O’Brien thinks this problem should be overcome through FCC intervention. He told PolicyTracker that other licence holders in the band “need the FCC to step in and say ‘there’s a greater good, meaning more economic value, in having broadband spectrum rather than narrowband spectrum so we’re not going to let you–just because of your convenience factor–stand in the way of us making some of this spectrum available for broadband use”.

He emphasised that licences issued by the FCC can have their frequencies changed by the regulator. “There’s a long history of incumbents being required to swap frequencies to clear a band,” he said.

Imminent rulemaking?

pdvWireless and the Enterprise Wireless Alliance petitioned the FCC along these lines in 2014. Three years later, the FCC published a Notice of Inquiry on such changes.

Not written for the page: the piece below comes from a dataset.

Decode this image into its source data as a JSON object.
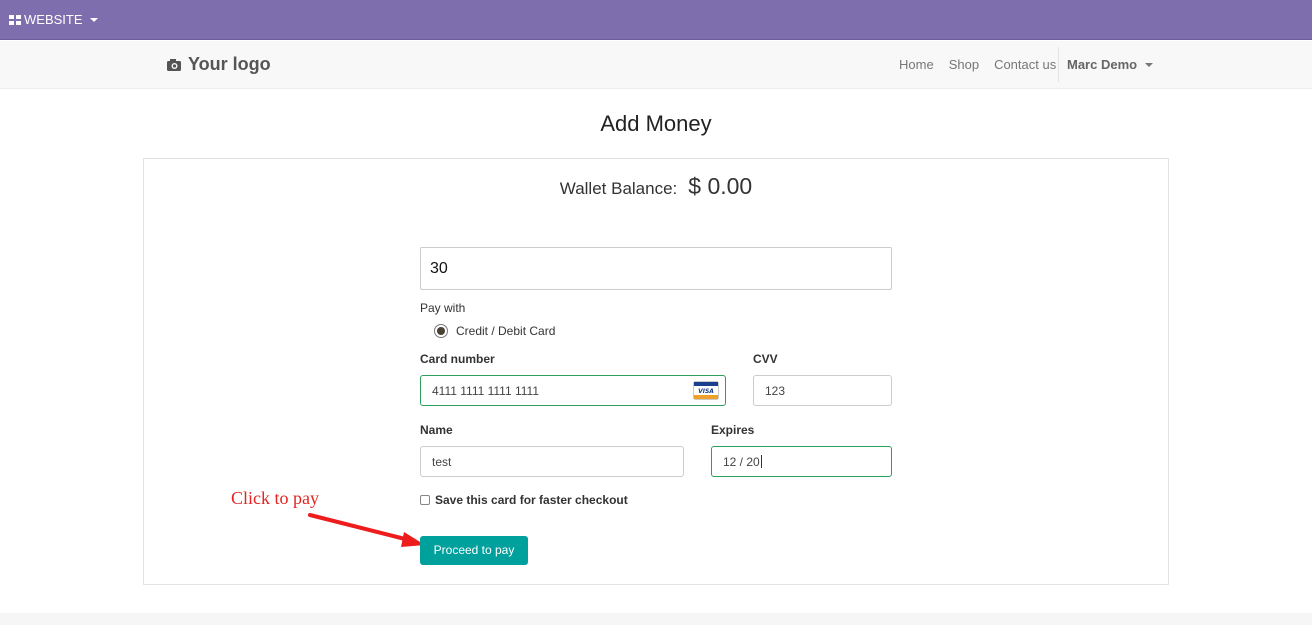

The FCC decided to freeze the band for new applications in September this year so it can “preserve the current landscape of authorized operations in the 900 MHz band pending Commission action as part of its ongoing inquiry into potential rule changes to promote next generation technologies and services in the band”.

“Targeted changes” to the band were also mentioned in the FCC’s Plan to Facilitate America’s Superiority in 5G Technology, released in September.

“We are optimistic that the next stage in our proceeding, a Notice of Proposed Rulemaking, is imminent,” O’Brien said.

“There’s nothing more rewarding than working through a process like this,” O’Brien told the symposium. “At the end of the day, the FCC does the right thing, the smart thing, and pushes the boundaries. Hopefully this time I won’t be disappointed.”